Professional transcription services solve this by having two independent transcribers work the same recording, then a third person reconciles the differences. The disagreements are exactly the spots where the audio is ambiguous -- the places a human should actually listen to. No consumer software does this.

Deep Review

Consensus runs two different speech-to-text engines on the same audio and compares the results. Where they agree, you can trust the transcript. Where they disagree, the app flags those spans and lets you resolve them inline -- select the better version, accept, and move on.

You end up with a verified transcript built from multiple independent readings of the same audio. No other consumer transcription app does this. Otter, Rev, Descript, Trint, MacWhisper, Sonix -- all single-engine, single-pass.

What's Inside

Fully Local

Nothing leaves your machine. No cloud services, no API keys, no accounts. Audio stays on your Mac and never touches a server.

Speaker Identification

Automatic speaker diarization clusters voices so you know who said what. Rename speakers after transcription to match real names.

Quality Metrics

Word confidence, segment confidence, diarization quality, compression ratio.

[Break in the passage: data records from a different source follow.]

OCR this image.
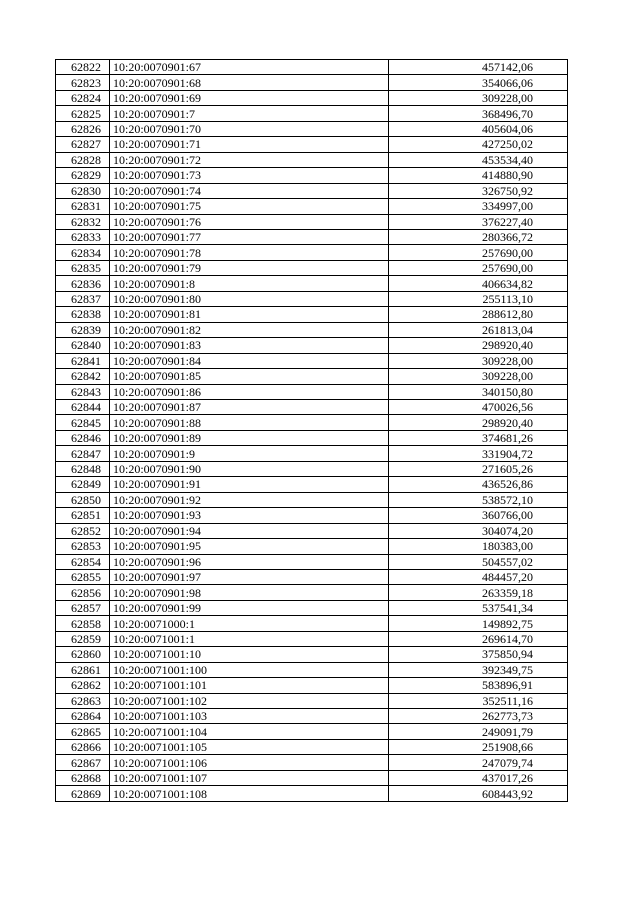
62822	10:20:0070901:67	457142,06
62823	10:20:0070901:68	354066,06
62824	10:20:0070901:69	309228,00
62825	10:20:0070901:7	368496,70
62826	10:20:0070901:70	405604,06
62827	10:20:0070901:71	427250,02
62828	10:20:0070901:72	453534,40
62829	10:20:0070901:73	414880,90
62830	10:20:0070901:74	326750,92
62831	10:20:0070901:75	334997,00
62832	10:20:0070901:76	376227,40
62833	10:20:0070901:77	280366,72
62834	10:20:0070901:78	257690,00
62835	10:20:0070901:79	257690,00
62836	10:20:0070901:8	406634,82
62837	10:20:0070901:80	255113,10
62838	10:20:0070901:81	288612,80
62839	10:20:0070901:82	261813,04
62840	10:20:0070901:83	298920,40
62841	10:20:0070901:84	309228,00
62842	10:20:0070901:85	309228,00
62843	10:20:0070901:86	340150,80
62844	10:20:0070901:87	470026,56
62845	10:20:0070901:88	298920,40
62846	10:20:0070901:89	374681,26
62847	10:20:0070901:9	331904,72
62848	10:20:0070901:90	271605,26
62849	10:20:0070901:91	436526,86
62850	10:20:0070901:92	538572,10
62851	10:20:0070901:93	360766,00
62852	10:20:0070901:94	304074,20
62853	10:20:0070901:95	180383,00
62854	10:20:0070901:96	504557,02
62855	10:20:0070901:97	484457,20
62856	10:20:0070901:98	263359,18
62857	10:20:0070901:99	537541,34
62858	10:20:0071000:1	149892,75
62859	10:20:0071001:1	269614,70
62860	10:20:0071001:10	375850,94
62861	10:20:0071001:100	392349,75
62862	10:20:0071001:101	583896,91
62863	10:20:0071001:102	352511,16
62864	10:20:0071001:103	262773,73
62865	10:20:0071001:104	249091,79
62866	10:20:0071001:105	251908,66
62867	10:20:0071001:106	247079,74
62868	10:20:0071001:107	437017,26
62869	10:20:0071001:108	608443,92
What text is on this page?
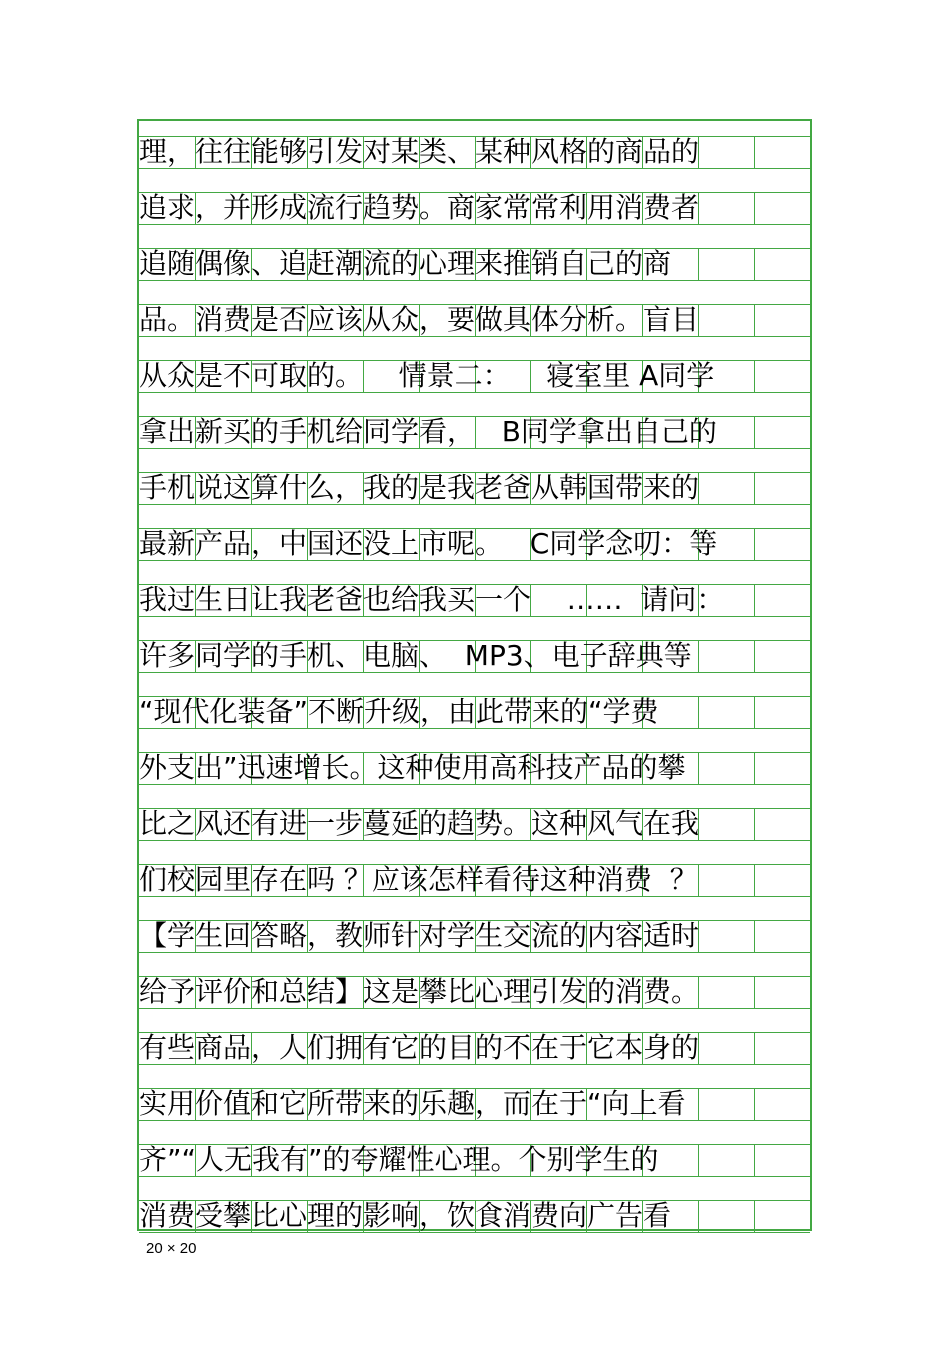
理，往往能够引发对某类、某种风格的商品的
追求，并形成流行趋势。商家常常利用消费者
追随偶像、追赶潮流的心理来推销自己的商
品。消费是否应该从众，要做具体分析。盲目
从众是不可取的。    情景二：    寝室里 A同学
拿出新买的手机给同学看，   B同学拿出自己的
手机说这算什么，我的是我老爸从韩国带来的
最新产品，中国还没上市呢。   C同学念叨：等
我过生日让我老爸也给我买一个    ……  请问：
许多同学的手机、电脑、  MP3、电子辞典等
“现代化装备”不断升级，由此带来的“学费
外支出”迅速增长。这种使用高科技产品的攀
比之风还有进一步蔓延的趋势。这种风气在我
们校园里存在吗 ？应该怎样看待这种消费  ？
【学生回答略，教师针对学生交流的内容适时
给予评价和总结】这是攀比心理引发的消费。
有些商品，人们拥有它的目的不在于它本身的
实用价值和它所带来的乐趣，而在于“向上看
齐”“人无我有”的夸耀性心理。个别学生的
消费受攀比心理的影响，饮食消费向广告看
20 × 20
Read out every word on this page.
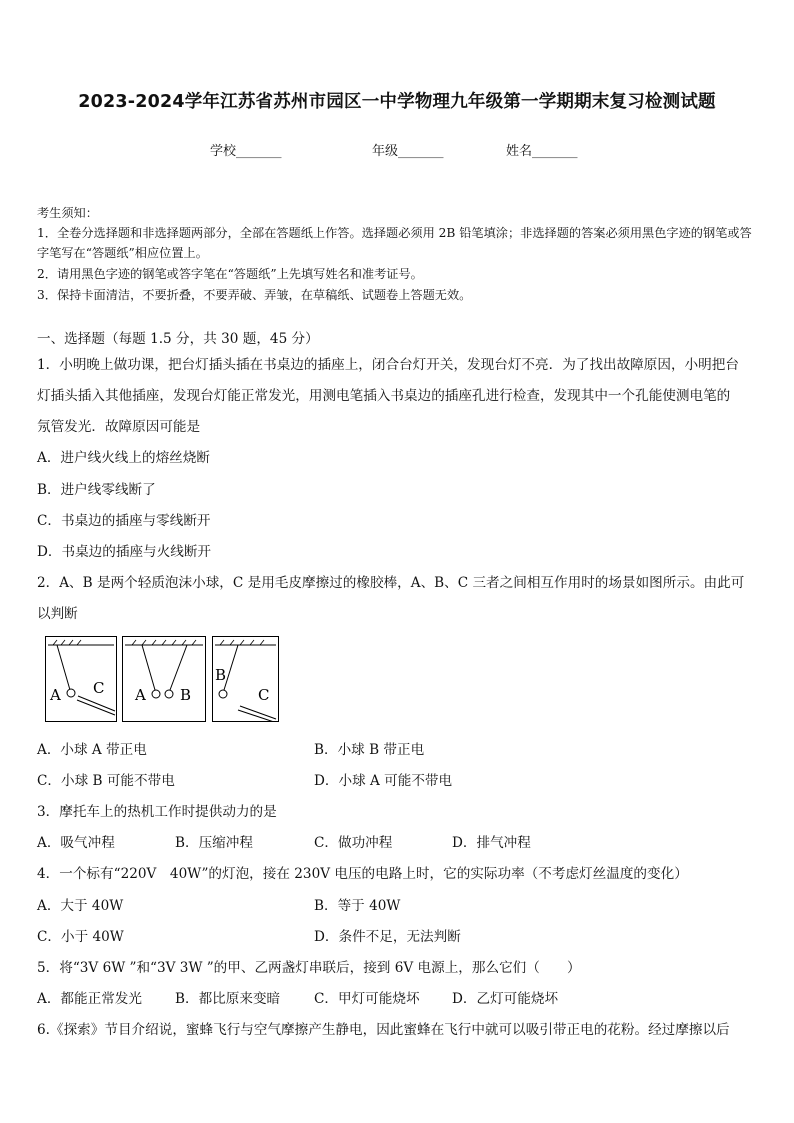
2023-2024学年江苏省苏州市园区一中学物理九年级第一学期期末复习检测试题
学校_______	年级_______	姓名_______
考生须知：
1．全卷分选择题和非选择题两部分，全部在答题纸上作答。选择题必须用 2B 铅笔填涂；非选择题的答案必须用黑色字迹的钢笔或答字笔写在“答题纸”相应位置上。
2．请用黑色字迹的钢笔或答字笔在“答题纸”上先填写姓名和准考证号。
3．保持卡面清洁，不要折叠，不要弄破、弄皱，在草稿纸、试题卷上答题无效。
一、选择题（每题 1.5 分，共 30 题，45 分）
1．小明晚上做功课，把台灯插头插在书桌边的插座上，闭合台灯开关，发现台灯不亮．为了找出故障原因，小明把台
灯插头插入其他插座，发现台灯能正常发光，用测电笔插入书桌边的插座孔进行检查，发现其中一个孔能使测电笔的
氖管发光．故障原因可能是
A．进户线火线上的熔丝烧断
B．进户线零线断了
C．书桌边的插座与零线断开
D．书桌边的插座与火线断开
2．A、B 是两个轻质泡沫小球，C 是用毛皮摩擦过的橡胶棒，A、B、C 三者之间相互作用时的场景如图所示。由此可
以判断
A C A B
B
C
A．小球 A 带正电	B．小球 B 带正电
C．小球 B 可能不带电	D．小球 A 可能不带电
3．摩托车上的热机工作时提供动力的是
A．吸气冲程	B．压缩冲程	C．做功冲程	D．排气冲程
4．一个标有“220V　40W”的灯泡，接在 230V 电压的电路上时，它的实际功率（不考虑灯丝温度的变化）
A．大于 40W	B．等于 40W
C．小于 40W	D．条件不足，无法判断
5．将“3V 6W ”和“3V 3W ”的甲、乙两盏灯串联后，接到 6V 电源上，那么它们（　　）
A．都能正常发光 B．都比原来变暗 C．甲灯可能烧坏 D．乙灯可能烧坏
6.《探索》节目介绍说，蜜蜂飞行与空气摩擦产生静电，因此蜜蜂在飞行中就可以吸引带正电的花粉。经过摩擦以后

Automatic risk flagging highlights the spots most likely to contain errors.

7 Export Formats

Plain text, Markdown, JSON, SRT subtitles, RTF, Word, and a legal PDF in court reporter format: 25 lines per page, Courier 12pt, line numbers.

The Process

Consensus started as a Python prototype with a Gradio web UI. It worked, but it had all the friction of a Python ML project: heavyweight dependencies, environment management, and a web interface that felt wrong on a Mac. The native Swift rebuild was about making it something I'd actually use day to day.

This project has been more challenging than I expected. Single-pass transcription works well, but the multi-engine pipeline -- figuring out the right workflow, the comparison algorithm, the user interface for resolving disagreements -- has required significant iteration. Speaker diarization has been the toughest piece: getting consistent, accurate speaker labels from local models is an active area of research across the field, and my experience reflects that.

The project has also involved more research than anything else I've built. Evaluating transcription engines, studying confidence-weighted word alignment (ROVER), testing multiple diarization approaches at different thresholds, reading papers on error rates, tracking new model releases. The local ML landscape is moving fast, and keeping up with it has been part of the work.

It's improving with each iteration. The pipeline has been overhauled twice, the reconciliation interface redesigned from a 300-row grid into an inline flag system, and the diarization post-processing now runs three correction passes. Getting it right is taking time, but the bones are solid and the single-pass mode already does what I originally needed.

Built With

Swift 6 with strict concurrency. SwiftUI on macOS 15+. WhisperKit for primary transcription (5 model sizes from 75MB to 3GB). FluidAudio's Parakeet for the second engine. SpeakerKit and FluidAudio for diarization. ZIPFoundation for Word document generation. All dependencies via Swift Package Manager. Roughly 7,400 lines across 39 source files.